MARINETTE, Wis. (NNS) -- Thousands looked on Sept. 24 as the Navy christened and launched the nation's first littoral combat ship, Freedom (LCS 1), at the Marinette Marine shipyard.
“Just a little more than three years ago she was just an idea, now Freedom stands before us. And on this morning, we christen her, send her down the ways and get her ready to join the fleet next year,” said Adm. Mike Mullen, Chief of Naval Operations. “It comes none too soon, because there are tough challenges out there that only she can handle.”
The 377-foot Freedom is capable of speeds in excess of 40 knots and can operate in water less than 20 feet deep. The ship will act as a platform for launch and recovery of manned and unmanned vehicles. Its modular design will support interchangeable mission packages, allowing the ship to be reconfigured for antisubmarine warfare, mine warfare, or surface warfare missions on an as-needed basis.
“Until now, this vessel has been a part of the shipyard structure -- a mass of steel, cables and electronics. Today Freedom is a maritime vessel. She is on her way to joining our great Navy patrolling the vast oceans of our world,” said Delores Etter, Assistant Secretary of the Navy for Research, Development and Acquisition.
Freedom acknowledges the enduring foundation of our nation and honors American communities which bear the name Freedom. States having towns named Freedom include California, Indiana, Maine, New Hampshire, New York, Oklahoma, Pennsylvania, Wisconsin and Wyoming.
But, as Mullen made clear, Freedom also acknowledges new challenges faced by the Navy in the war on terror and will complement the vision of a global “1,000-ship navy” built upon ad hoc maritime partnerships.
“Freedom will know how to fight, but she can also be a friend,” said Mullen. “I am convinced that if we pool resources together, as partners and friends, we can best tackle many of the tough maritime problems we face. The Freedom class will fit perfectly into such partnerships. Her shallow draft and agility will allow her to go, when asked -- deep into green and brown water -- where we, our allies, and emerging partners face some of the most difficult challenges.”
The christening ceremony included the traditional smashing of a champagne bottle across the ship's bow, performed by ship's sponsor Birgit Smith. The ship then made a dramatic side-launch into the Menominee River.

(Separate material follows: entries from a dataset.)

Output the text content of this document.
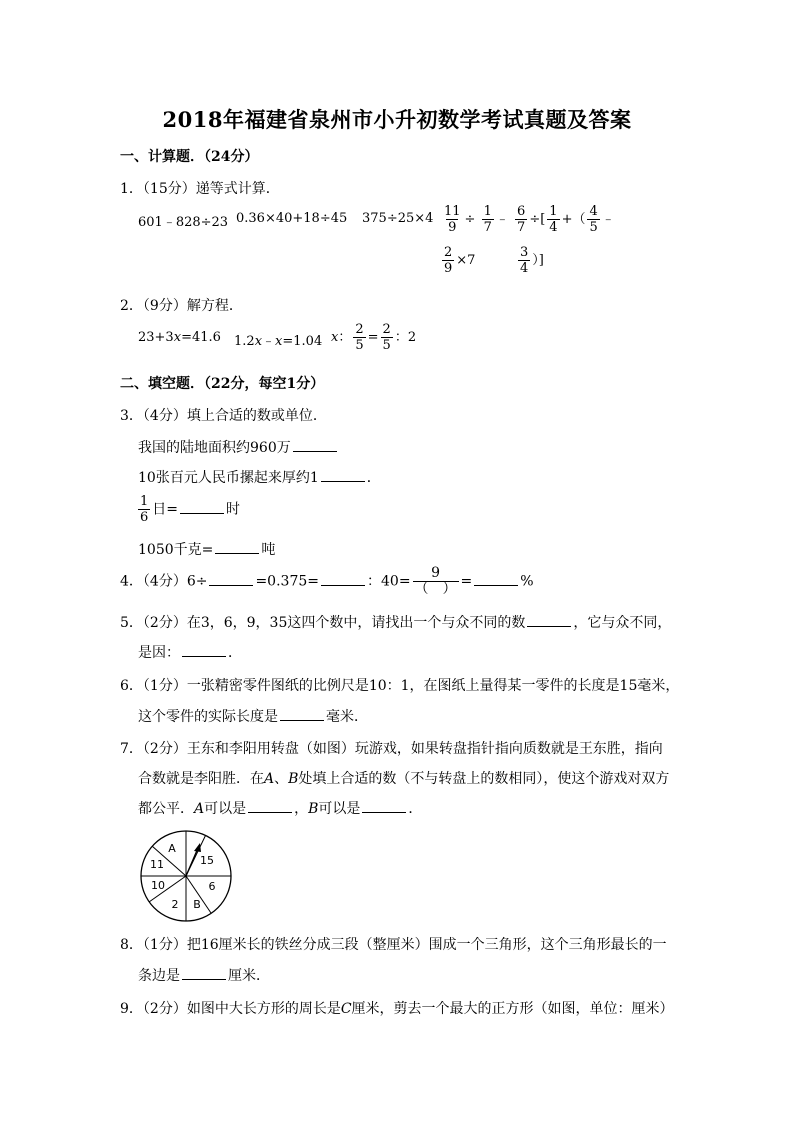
2018年福建省泉州市小升初数学考试真题及答案
一、计算题．（24分）
1．（15分）递等式计算．
601﹣828÷23 0.36×40+18÷45 $375\div 25\times 4 \frac{11}{9} \div \frac{1}{7}$ ﹣ $\frac{6}{7}$ ÷[ $\frac{1}{4}$ +（ $\frac{4}{5}$ ﹣
$\frac{2}{9} \times 7$	$\frac{3}{4}$ ）]
2．（9分）解方程．
23+3x=41.6 1.2x﹣x=1.04 x： $\frac{2}{5} = \frac{2}{5}$ ：2
二、填空题．（22分，每空1分）
3．（4分）填上合适的数或单位．
我国的陆地面积约960万
10张百元人民币摞起来厚约1	．
$\frac{1}{6}$ 日=	时
1050千克=	吨
4．（4分）6÷	=0.375=	：$40= \frac{9}{( )}$ =	%
5．（2分）在3，6，9，35这四个数中，请找出一个与众不同的数	，它与众不同，
是因：	．
6．（1分）一张精密零件图纸的比例尺是10：1，在图纸上量得某一零件的长度是15毫米，
这个零件的实际长度是	毫米．
7．（2分）王东和李阳用转盘（如图）玩游戏，如果转盘指针指向质数就是王东胜，指向
合数就是李阳胜．在A、B处填上合适的数（不与转盘上的数相同），使这个游戏对双方
都公平．A可以是	，B可以是	．
A
15
6
B
2
10
11
8．（1分）把16厘米长的铁丝分成三段（整厘米）围成一个三角形，这个三角形最长的一
条边是	厘米．
9．（2分）如图中大长方形的周长是C厘米，剪去一个最大的正方形（如图，单位：厘米）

Smith is the wife of U.S. Army Sgt. 1st Class Paul Ray Smith, who was posthumously awarded the Medal of Honor for bravery and gallantry above and beyond the call of duty in Operation Iraqi Freedom.
Mullen put Birgit Smith’s selection as sponsor into perspective for the assembled crowd by referring to a letter her husband wrote home from Iraq.
“When I think of his words ‘I am prepared to give all that I am’ and the way he did exactly that, it reminds me of the true high cost of living in America, the price of freedom,” he said. “Paul paid that debt for us. His valor reminds us that we must be ready to defend freedom whenever and wherever it is challenged.
“Ships also really do take on the spirit of their sponsor,” he continued. “And I for one will take great comfort that when Freedom’s crews sail into harm’s way your quiet strength will go with them.”
Freedom will be manned by one of two rotational crews, blue and gold, similar to the rotational crews assigned to Trident submarines. The crews will be augmented by one of three mission package crews during focused mission assignments.
The blue crew commanding officer is Cmdr. Donald Gabrielson, who was born in northern Minnesota and graduated from the U.S. Navy Academy in 1989. The gold crew commanding officer is Cmdr. Michael Doran, who was born in Harrisonville, Mo., and graduated from Villanova University in 1989.
Freedom will continue to undergo outfitting and testing at Marinette Marine. The ship will be commissioned in 2007 and eventually homeported in San Diego, Ca.
The second LCS, named Independence, is currently under construction at Bath Iron Work in Bath, Maine. General Dynamics Corporation is building Indepence to a different design than that of Freedom.